Modification of Diet in Renal Disease equation in the risk stratification of contrast induced acute kidney injury in hospital inpatients


Erselcan T., Hasbek Z., Tandogan I., Gumus C., Akkurt I.

NEFROLOGIA, cilt.29, sa.5, ss.397-403, 2009 (SCI-Expanded) identifier identifier identifier

  • Yayın Türü: Makale / Tam Makale
  • Cilt numarası: 29 Sayı: 5
  • Basım Tarihi: 2009
  • Doi Numarası: 10.3265/nefrologia.2009.29.5.5449.en.full
  • Dergi Adı: NEFROLOGIA
  • Derginin Tarandığı İndeksler: Science Citation Index Expanded (SCI-EXPANDED), Scopus
  • Sayfa Sayıları: ss.397-403
  • Sivas Cumhuriyet Üniversitesi Adresli: Evet

Özet

Background: Several organizations recommend using estimated glomerular filtration rate (eGFR) in kidney function monitoring, preferably calculated with Modification of Diet in Renal Disease (MDRD) formula. The role of this formula is not clear in the risk stratification of contrast induced acute kidney injury (CIAKI) in nonsteady state patients. Aim: Comparative evaluation of the MDRD eGFR in risk stratification of CIAKI. Method. GFR was measured twice (pre- and post-examination) by Tc-99m-DTPA, along with serum levels of urea nitrogen and creatinine in 32 patients (mean age +/- SD, 60.1 +/- 13.2 years) needing hospital care for various reasons and underwent to x-ray examination with contrast media (mean; 90.2 +/- 16.8 ml). eGFR was calculated by the dedicated formula. Agreement between measured GFR (mGFR) and MDRD eGFR was assessed and patients were scored and stratified for CIAKI by using first mGFR, then eGFR and results were compared. Results: A moderate correlation was obtained between mGFR and eGFR (r = 0.47, p <0.001) and the difference was not significant.

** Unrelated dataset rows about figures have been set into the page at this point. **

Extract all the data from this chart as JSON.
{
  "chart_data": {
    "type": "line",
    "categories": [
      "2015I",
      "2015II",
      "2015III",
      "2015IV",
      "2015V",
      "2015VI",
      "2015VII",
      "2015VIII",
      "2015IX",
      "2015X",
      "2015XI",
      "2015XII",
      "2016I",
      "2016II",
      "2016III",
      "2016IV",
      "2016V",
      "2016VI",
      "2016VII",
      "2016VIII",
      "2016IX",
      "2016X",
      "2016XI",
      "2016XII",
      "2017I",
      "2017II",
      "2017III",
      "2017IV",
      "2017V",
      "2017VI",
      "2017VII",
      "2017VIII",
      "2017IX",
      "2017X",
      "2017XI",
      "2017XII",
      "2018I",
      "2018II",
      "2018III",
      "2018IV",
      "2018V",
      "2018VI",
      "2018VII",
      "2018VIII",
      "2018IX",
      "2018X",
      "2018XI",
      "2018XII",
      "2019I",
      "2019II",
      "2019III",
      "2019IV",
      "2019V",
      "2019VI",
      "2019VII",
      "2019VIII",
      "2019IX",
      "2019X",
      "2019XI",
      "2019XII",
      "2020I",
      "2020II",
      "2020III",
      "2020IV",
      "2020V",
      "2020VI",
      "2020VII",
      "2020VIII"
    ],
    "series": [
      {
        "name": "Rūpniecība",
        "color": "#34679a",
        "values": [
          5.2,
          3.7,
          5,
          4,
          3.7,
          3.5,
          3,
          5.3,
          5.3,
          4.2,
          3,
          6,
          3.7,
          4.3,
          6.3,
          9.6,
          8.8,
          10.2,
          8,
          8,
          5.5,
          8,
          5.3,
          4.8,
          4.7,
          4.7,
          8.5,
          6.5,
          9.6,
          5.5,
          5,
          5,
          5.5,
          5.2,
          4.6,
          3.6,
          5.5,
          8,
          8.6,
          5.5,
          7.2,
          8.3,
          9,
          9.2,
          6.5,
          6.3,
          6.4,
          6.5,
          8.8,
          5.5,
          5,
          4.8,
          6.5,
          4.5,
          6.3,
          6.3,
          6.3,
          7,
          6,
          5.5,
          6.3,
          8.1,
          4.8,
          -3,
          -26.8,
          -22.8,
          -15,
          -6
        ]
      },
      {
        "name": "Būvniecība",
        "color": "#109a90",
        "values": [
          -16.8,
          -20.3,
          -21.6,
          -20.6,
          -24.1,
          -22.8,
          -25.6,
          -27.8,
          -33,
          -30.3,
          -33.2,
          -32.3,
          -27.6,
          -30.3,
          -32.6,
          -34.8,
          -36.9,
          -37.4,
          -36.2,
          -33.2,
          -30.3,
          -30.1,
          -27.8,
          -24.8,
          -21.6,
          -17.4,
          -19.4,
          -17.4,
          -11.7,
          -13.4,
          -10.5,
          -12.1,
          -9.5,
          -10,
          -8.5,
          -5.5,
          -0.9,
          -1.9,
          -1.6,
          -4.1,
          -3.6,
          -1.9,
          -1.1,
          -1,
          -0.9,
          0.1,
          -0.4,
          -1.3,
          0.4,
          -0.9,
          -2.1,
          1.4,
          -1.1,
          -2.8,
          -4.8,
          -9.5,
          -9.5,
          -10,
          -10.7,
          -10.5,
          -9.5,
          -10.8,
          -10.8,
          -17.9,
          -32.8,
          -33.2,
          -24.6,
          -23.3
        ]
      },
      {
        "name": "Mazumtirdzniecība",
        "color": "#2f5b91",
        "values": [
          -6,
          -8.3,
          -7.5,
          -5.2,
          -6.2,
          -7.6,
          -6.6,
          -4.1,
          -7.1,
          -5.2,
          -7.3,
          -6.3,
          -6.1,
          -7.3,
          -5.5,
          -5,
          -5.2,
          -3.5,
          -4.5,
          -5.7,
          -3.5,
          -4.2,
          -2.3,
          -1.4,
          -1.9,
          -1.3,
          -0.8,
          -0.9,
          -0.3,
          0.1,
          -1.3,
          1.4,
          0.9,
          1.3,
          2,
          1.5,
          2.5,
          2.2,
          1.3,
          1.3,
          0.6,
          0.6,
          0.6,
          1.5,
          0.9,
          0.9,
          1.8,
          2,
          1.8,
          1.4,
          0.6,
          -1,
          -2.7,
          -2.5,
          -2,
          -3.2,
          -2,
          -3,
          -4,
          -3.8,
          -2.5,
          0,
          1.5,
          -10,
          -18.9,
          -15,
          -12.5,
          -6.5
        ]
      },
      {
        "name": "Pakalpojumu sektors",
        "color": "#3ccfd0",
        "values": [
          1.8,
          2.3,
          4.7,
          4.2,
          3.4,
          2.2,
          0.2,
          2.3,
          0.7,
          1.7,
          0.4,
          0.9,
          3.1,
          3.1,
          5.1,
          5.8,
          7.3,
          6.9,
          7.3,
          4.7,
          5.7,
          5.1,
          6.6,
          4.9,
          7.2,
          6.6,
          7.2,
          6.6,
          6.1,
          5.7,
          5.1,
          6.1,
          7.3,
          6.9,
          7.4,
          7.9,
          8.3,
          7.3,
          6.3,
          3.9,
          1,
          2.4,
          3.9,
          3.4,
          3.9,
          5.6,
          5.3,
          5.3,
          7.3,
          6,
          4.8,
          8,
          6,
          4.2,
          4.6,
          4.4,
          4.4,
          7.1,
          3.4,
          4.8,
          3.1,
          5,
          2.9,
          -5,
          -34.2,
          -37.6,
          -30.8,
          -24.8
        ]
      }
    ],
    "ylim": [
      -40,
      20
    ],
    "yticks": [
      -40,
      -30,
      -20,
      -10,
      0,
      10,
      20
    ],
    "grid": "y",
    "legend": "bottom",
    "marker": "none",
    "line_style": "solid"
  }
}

However, Bland&Altman analysis revealed large limits of agreement between mGFR and eGFR (-80.3 to 55.2) with a mean difference of -12.5 ml/min/1.73m(2). In ROC analysis, when mGFR values were classified as normal (>60 ml/min/1.73m(2)) and decreased (<60ml/min/1.73m(2)), AUC was 0.80 (95%CI; 0.62-0.92) for eGFR, with a sensitivity of 29% and specificity of 100%. Furthermore, the risk group categorization, using eGFR instead of mGFR was resulted in a group change for four patients (13%); from moderate to low risk group. Conclusion: It seems that MDRD eGFR differs from mGFR. In nonsteady state patients CIAKI classification using eGFR should be considered with caution.